Pada suatu ketika, Raja yang memimpin di masa itu sedang menderita sebuah penyakit, karena tabib-tabib kepercayaannya tidak bisa menyembuhkan penyakit tersebut, di utuslah seorang utusan untuk memanggil Abu Nawas ke istana. Pergilah seorang utusan ke rumah Abu Nawas untuk menyampaikan berita tersebut. Setelah mendengar kabar tersebut Abu Nawa langsung menghadap baginda raja, dan sesampai di istana, baginda raja langsung mempersilahkan Abu Nawas untuk masuk dan bercerita tentang keluhan-keluhan yang di alami oleh baginda raja.

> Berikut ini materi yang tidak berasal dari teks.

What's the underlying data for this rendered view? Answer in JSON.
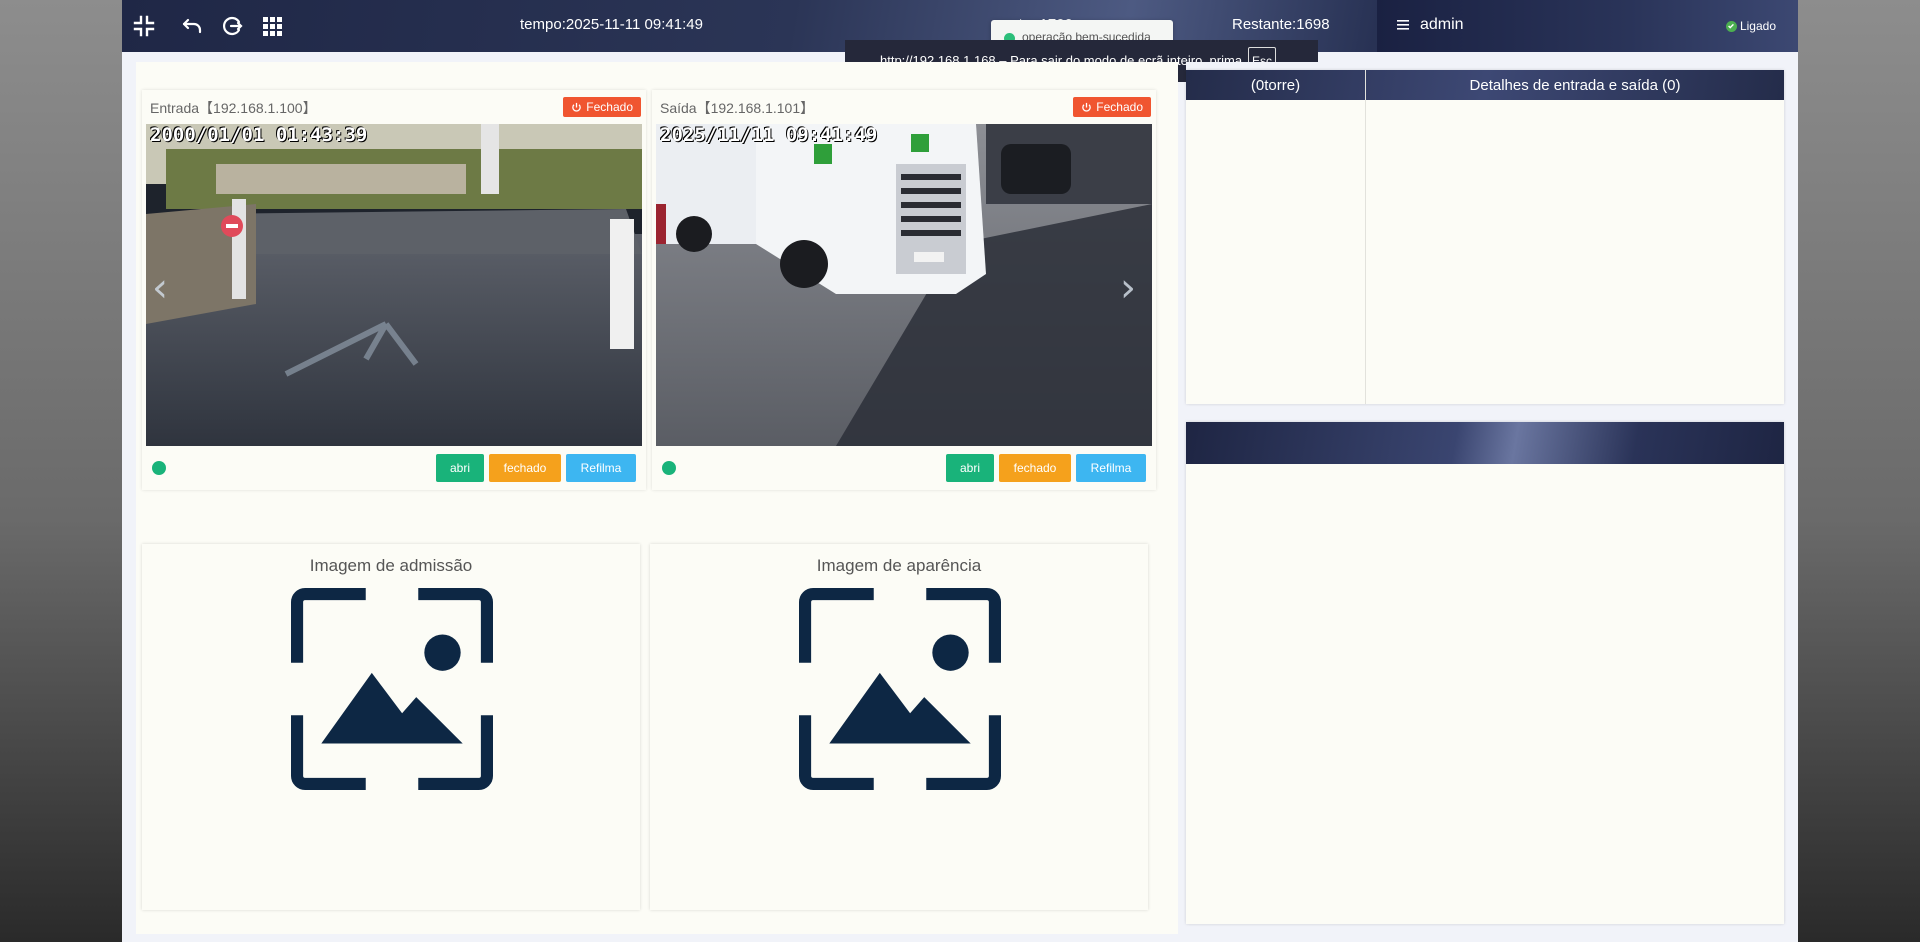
{
  "topbar": {
    "time": "tempo:2025-11-11 09:41:49",
    "total": "ento:  1700",
    "remaining": "Restante:1698",
    "username": "admin",
    "status": "Ligado"
  },
  "toast": {
    "message": "operação bem-sucedida"
  },
  "fullscreen_notice": {
    "text": "http://192.168.1.168 – Para sair do modo de ecrã inteiro, prima",
    "key": "Esc"
  },
  "cameras": [
    {
      "title": "Entrada【192.168.1.100】",
      "badge": "Fechado",
      "timestamp": "2000/01/01 01:43:39",
      "buttons": {
        "open": "abri",
        "close": "fechado",
        "refilm": "Refilma"
      }
    },
    {
      "title": "Saída【192.168.1.101】",
      "badge": "Fechado",
      "timestamp": "2025/11/11 09:41:49",
      "buttons": {
        "open": "abri",
        "close": "fechado",
        "refilm": "Refilma"
      }
    }
  ],
  "images": {
    "admission": "Imagem de admissão",
    "appearance": "Imagem de aparência"
  },
  "table": {
    "col1": "(0torre)",
    "col2": "Detalhes de entrada e saída  (0)"
  },
  "colors": {
    "accent_green": "#19b37a",
    "accent_orange": "#f5a11c",
    "accent_blue": "#3db6f1",
    "badge_red": "#f05530",
    "header_navy": "#242c4a",
    "placeholder_navy": "#0d2744"
  }
}
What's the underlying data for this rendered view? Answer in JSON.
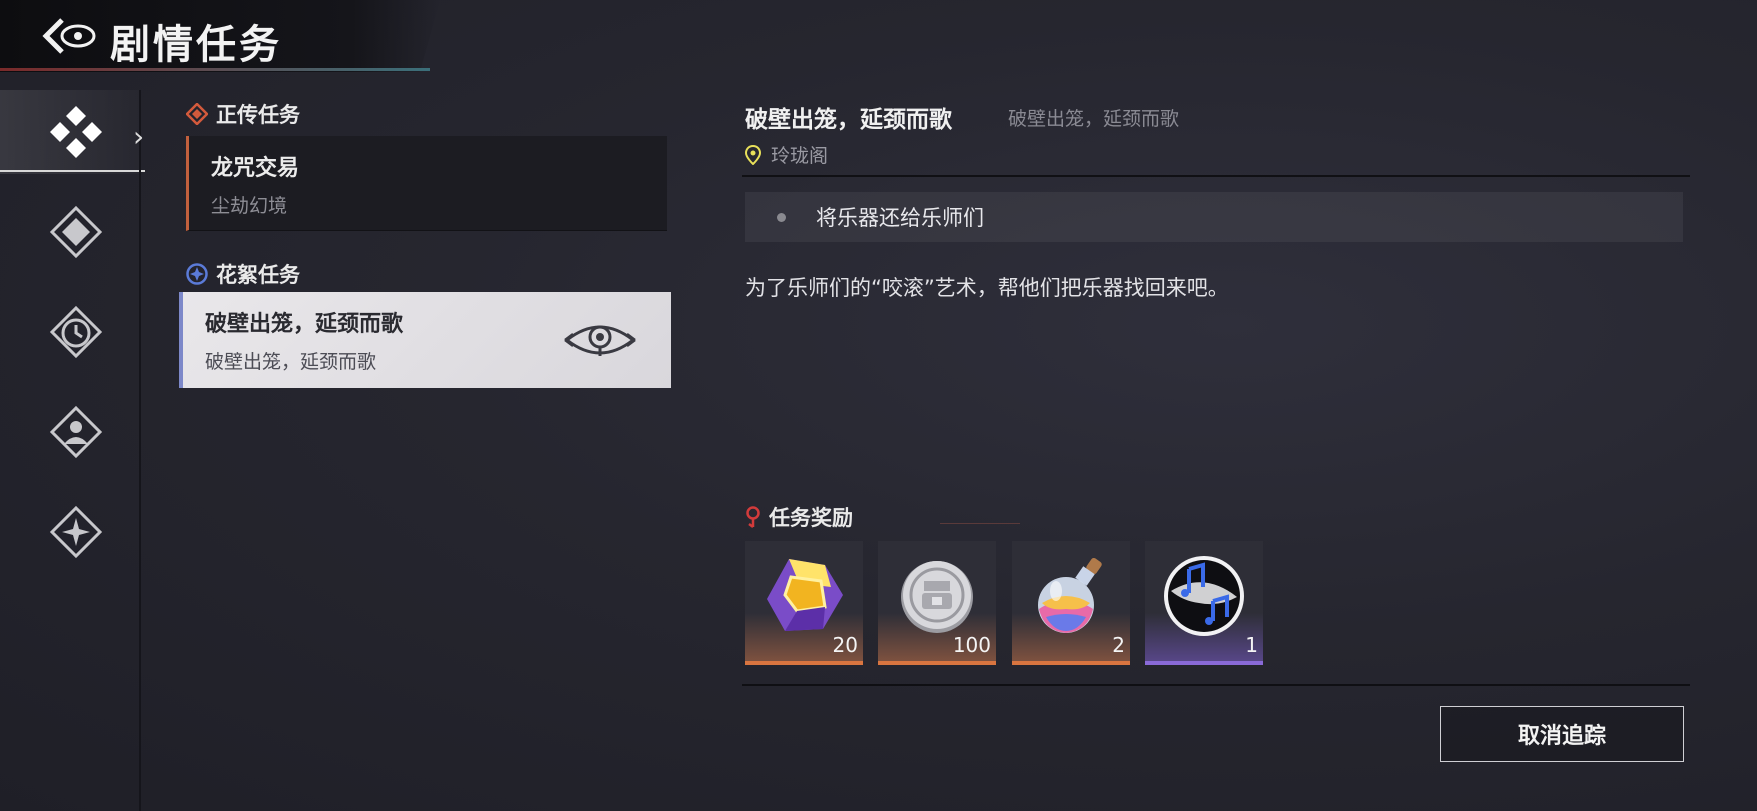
{
  "header": {
    "title": "剧情任务"
  },
  "sections": {
    "main": {
      "title": "正传任务",
      "quests": [
        {
          "name": "龙咒交易",
          "location": "尘劫幻境"
        }
      ]
    },
    "side": {
      "title": "花絮任务",
      "quests": [
        {
          "name": "破壁出笼，延颈而歌",
          "subtitle": "破壁出笼，延颈而歌"
        }
      ]
    }
  },
  "detail": {
    "title": "破壁出笼，延颈而歌",
    "subtitle": "破壁出笼，延颈而歌",
    "location": "玲珑阁",
    "objective": "将乐器还给乐师们",
    "description": "为了乐师们的“咬滚”艺术，帮他们把乐器找回来吧。"
  },
  "rewards": {
    "title": "任务奖励",
    "items": [
      {
        "icon": "gem-icon",
        "count": "20"
      },
      {
        "icon": "coin-icon",
        "count": "100"
      },
      {
        "icon": "potion-icon",
        "count": "2"
      },
      {
        "icon": "music-disc-icon",
        "count": "1"
      }
    ]
  },
  "buttons": {
    "cancel_tracking": "取消追踪"
  },
  "colors": {
    "main_accent": "#c2603d",
    "side_accent": "#7d88c9",
    "reward_orange": "#d97540",
    "reward_purple": "#8a6ad8"
  }
}
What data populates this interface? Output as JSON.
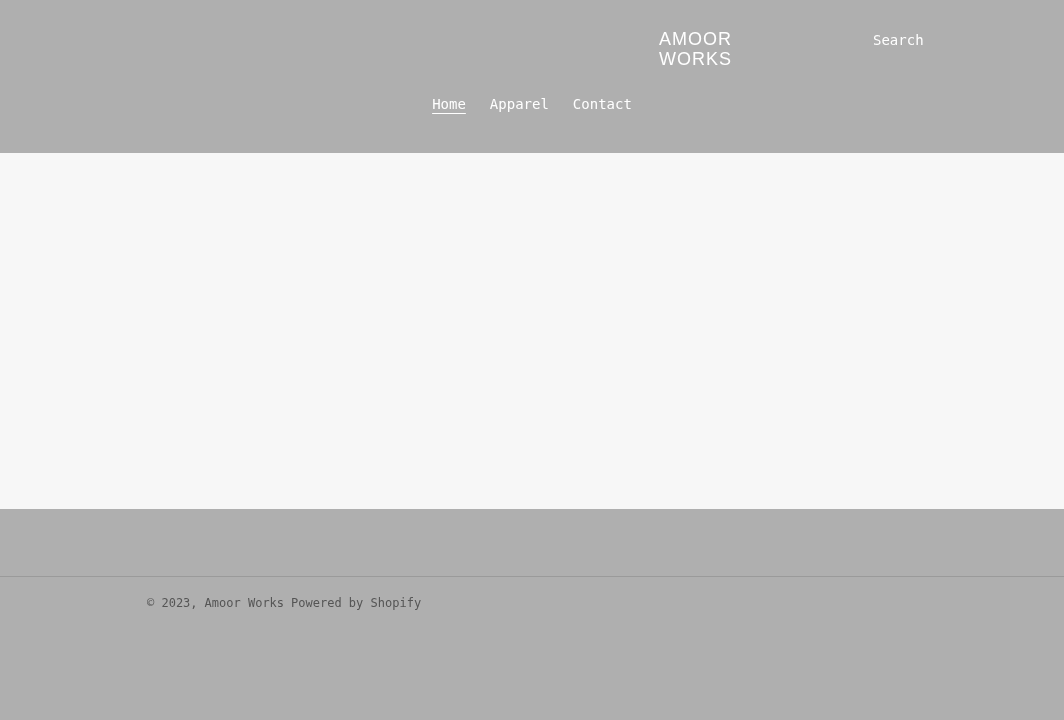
{
  "header": {
    "logo": "AMOOR WORKS",
    "search": "Search"
  },
  "nav": [
    {
      "label": "Home",
      "selected": true
    },
    {
      "label": "Apparel",
      "selected": false
    },
    {
      "label": "Contact",
      "selected": false
    }
  ],
  "footer": {
    "copyright": "© 2023,",
    "shop_link": "Amoor Works",
    "powered_by": "Powered by Shopify"
  }
}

Baginda raja bercerita bahwa menurut keterangan tabib-tabibnya, dia mengalami gangguan perut karena kerap kali diserang angin. Dan baginda ingin agar Abu Nawas segera menangkap angin dan memenjarakannya. Setelah mendengar suruhan baginda raja, Abu Nawas hanya bisa diam dan tidak dapat berkata apa-apa. Abu Nawas di berikan waktu untuk menangkap angin tersebut selama 3 hari.


Setelah mendengar semua perintah baginda raja, Abu Nawas langsung pulang dengan wajah termangut dan tidak bersemangat. Kenapa tidak? Siapa yang bisa menangkap sesuatu yang tidak bisa kita lihat. Memang aneh bin ajaib perintah baginda raja apabila kita pikir.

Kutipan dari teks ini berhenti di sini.